SIMUVAC, or the Simulated Evacuation teams are akin to FEMA, if the Federal Emergency Management Agency only deigned to show up when there was no actual emergency. With exception of the airborne toxic event, SIMUVAC makes appearances when everything is fine, and then vanishes before anything serious occurs. They are only there to simulate evacuation, not to actually support one. And, in the absence of suited scientists to demonstrate there is danger afoot, the populace decides that they must be safe.
My impression of White Noise was to consider all of the extraneous distractions that our lives are bedraggled with. A major theme is the fear of death, and this novel points out that humans like to avoid thinking about how brief life can be. It suggests that we will reach for any drug to avoid considering our own mortality, even though those drugs make us no less mortal. It is important for us to remind ourselves that when we place our focus on things without substance, we can create lives without any real meaning.
I would recommend this book to someone who wants to get a feel for DeLillo without committing to the 827 pages of Underworld, even though I would also attest that Underworld is the better novel when it comes to social commentary and scope. I thought that the main character in White Noise was compelling enough to earn my sympathy, and even though his character arc is somewhat shallow, he does have something of an epiphany near the end which resolved in a way I did not expect.
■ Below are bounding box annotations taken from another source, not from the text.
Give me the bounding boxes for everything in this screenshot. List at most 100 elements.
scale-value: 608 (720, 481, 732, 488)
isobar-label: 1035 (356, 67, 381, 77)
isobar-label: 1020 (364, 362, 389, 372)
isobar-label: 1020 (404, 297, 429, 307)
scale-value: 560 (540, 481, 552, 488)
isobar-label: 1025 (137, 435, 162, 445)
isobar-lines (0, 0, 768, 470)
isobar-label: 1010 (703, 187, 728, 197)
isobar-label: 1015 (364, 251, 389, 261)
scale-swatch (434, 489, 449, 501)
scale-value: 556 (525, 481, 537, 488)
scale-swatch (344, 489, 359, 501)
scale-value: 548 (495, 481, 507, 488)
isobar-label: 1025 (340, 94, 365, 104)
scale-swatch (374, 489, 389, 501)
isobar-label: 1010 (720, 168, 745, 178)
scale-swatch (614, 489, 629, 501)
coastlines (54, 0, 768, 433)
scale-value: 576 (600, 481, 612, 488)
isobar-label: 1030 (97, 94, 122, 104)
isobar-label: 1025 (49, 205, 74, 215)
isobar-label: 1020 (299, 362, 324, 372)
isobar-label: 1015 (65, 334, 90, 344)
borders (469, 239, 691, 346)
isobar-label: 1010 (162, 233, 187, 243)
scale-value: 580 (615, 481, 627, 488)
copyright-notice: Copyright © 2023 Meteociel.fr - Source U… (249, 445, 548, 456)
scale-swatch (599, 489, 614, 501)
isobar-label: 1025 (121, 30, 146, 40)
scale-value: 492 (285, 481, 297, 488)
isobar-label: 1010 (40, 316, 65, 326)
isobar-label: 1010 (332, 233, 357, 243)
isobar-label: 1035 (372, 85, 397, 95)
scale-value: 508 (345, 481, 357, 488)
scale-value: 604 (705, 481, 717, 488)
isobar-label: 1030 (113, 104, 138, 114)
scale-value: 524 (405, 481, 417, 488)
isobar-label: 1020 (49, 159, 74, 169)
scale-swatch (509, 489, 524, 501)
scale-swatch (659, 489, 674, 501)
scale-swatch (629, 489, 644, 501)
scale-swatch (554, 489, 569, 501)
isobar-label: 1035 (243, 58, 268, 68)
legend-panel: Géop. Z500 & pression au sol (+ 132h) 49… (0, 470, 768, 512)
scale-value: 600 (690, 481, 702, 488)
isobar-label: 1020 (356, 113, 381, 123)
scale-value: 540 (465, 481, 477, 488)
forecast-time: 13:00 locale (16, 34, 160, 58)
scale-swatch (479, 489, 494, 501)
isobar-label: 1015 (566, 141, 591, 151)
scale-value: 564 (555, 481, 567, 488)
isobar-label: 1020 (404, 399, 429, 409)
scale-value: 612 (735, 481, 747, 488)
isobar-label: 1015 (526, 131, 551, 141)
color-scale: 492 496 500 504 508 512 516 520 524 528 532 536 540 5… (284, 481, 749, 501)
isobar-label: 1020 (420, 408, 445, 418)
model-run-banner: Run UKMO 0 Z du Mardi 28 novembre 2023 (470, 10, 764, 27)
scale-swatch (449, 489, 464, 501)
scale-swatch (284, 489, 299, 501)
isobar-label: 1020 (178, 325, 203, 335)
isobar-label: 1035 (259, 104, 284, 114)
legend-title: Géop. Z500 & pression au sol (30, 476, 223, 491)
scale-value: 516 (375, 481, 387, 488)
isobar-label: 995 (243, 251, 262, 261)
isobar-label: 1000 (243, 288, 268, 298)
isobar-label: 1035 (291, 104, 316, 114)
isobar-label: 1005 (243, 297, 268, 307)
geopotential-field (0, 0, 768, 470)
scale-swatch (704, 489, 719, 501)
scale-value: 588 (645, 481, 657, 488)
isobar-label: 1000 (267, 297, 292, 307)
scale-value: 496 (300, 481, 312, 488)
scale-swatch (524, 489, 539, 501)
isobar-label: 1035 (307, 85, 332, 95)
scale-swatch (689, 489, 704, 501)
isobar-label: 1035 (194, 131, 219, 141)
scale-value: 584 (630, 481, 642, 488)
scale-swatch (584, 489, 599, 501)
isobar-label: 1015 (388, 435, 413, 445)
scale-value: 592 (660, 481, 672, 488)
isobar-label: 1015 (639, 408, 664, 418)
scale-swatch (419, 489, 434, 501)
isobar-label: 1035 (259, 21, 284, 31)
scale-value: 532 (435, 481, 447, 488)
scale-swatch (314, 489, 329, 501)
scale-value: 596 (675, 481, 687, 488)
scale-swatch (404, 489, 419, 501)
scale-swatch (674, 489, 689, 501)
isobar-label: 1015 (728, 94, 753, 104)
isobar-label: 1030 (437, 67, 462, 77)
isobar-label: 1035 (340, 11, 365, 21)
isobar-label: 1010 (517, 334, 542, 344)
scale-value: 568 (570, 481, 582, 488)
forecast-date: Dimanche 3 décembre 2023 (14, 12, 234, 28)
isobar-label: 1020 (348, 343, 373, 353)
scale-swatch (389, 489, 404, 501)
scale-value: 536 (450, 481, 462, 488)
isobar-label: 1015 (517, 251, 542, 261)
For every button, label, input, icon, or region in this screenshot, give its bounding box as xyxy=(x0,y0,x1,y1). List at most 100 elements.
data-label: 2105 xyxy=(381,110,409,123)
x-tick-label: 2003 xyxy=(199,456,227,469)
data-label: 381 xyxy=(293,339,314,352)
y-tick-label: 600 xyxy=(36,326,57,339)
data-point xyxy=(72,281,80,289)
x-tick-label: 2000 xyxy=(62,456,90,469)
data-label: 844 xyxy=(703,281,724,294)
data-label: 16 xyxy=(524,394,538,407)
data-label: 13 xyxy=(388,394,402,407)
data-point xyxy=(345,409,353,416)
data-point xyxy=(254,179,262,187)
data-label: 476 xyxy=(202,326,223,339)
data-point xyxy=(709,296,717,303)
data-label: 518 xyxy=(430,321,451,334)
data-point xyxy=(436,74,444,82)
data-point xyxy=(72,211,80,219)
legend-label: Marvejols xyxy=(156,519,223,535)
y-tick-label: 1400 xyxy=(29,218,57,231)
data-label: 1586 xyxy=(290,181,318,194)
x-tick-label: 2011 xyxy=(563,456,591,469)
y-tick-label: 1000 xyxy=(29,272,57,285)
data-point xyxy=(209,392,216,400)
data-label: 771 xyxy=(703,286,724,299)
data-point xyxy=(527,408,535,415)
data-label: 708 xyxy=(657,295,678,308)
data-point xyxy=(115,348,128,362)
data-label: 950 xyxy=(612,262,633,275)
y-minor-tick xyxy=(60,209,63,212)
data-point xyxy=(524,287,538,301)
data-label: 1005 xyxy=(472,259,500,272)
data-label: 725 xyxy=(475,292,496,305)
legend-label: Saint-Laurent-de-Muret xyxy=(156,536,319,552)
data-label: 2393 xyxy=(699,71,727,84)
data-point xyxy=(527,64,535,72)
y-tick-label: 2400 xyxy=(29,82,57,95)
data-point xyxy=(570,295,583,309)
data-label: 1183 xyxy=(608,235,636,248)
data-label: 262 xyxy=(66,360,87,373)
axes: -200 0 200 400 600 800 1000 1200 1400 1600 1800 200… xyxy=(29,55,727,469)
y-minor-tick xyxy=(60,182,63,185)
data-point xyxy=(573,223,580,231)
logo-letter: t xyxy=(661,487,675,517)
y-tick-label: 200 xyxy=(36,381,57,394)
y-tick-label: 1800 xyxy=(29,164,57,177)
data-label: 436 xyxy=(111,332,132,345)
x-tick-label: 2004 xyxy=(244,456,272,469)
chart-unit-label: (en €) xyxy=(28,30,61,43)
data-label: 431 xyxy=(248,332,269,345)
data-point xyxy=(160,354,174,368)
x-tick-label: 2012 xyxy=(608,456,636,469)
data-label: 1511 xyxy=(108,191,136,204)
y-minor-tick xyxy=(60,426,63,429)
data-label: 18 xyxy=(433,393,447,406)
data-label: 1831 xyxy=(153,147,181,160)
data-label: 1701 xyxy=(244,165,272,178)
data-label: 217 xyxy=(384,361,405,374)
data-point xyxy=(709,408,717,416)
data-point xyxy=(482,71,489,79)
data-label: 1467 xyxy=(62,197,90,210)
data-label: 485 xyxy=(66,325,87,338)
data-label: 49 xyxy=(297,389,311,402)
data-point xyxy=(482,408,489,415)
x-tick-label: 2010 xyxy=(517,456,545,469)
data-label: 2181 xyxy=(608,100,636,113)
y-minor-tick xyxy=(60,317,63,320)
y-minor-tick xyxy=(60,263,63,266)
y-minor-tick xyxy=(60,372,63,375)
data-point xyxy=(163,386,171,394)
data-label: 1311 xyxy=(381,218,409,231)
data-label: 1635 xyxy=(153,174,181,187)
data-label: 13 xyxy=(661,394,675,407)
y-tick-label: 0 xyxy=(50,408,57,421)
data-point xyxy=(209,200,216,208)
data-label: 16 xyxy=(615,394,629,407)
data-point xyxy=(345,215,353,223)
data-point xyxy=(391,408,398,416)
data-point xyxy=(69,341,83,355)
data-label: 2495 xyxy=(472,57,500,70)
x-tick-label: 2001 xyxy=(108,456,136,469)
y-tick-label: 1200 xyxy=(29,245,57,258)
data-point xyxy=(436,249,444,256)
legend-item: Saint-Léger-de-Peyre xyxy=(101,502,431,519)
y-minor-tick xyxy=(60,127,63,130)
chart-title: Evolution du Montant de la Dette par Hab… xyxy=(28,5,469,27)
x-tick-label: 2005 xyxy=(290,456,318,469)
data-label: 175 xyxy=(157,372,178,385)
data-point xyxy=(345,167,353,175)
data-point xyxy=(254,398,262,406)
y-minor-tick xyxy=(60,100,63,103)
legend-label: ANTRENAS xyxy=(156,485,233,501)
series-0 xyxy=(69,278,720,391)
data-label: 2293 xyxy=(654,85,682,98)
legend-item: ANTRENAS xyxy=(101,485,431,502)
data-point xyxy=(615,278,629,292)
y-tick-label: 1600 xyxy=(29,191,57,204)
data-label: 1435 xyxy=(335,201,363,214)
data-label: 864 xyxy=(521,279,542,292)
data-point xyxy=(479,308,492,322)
If you have not read White Noise yet, and plan to, I would suggest keeping track of the weather as events occur. The severity of the forecast is analogous to what the characters are experiencing.
If you have read White Noise and know what I’m talking about, then I’d suggest taking some time away from your favorite phone game to enjoy the beauty of a good sunset. Accepting that death is a part of living makes the journey all the more beautiful. Nobody should have to live in perpetual fear, and simply trying to ignore the fear is not a sustainable answer.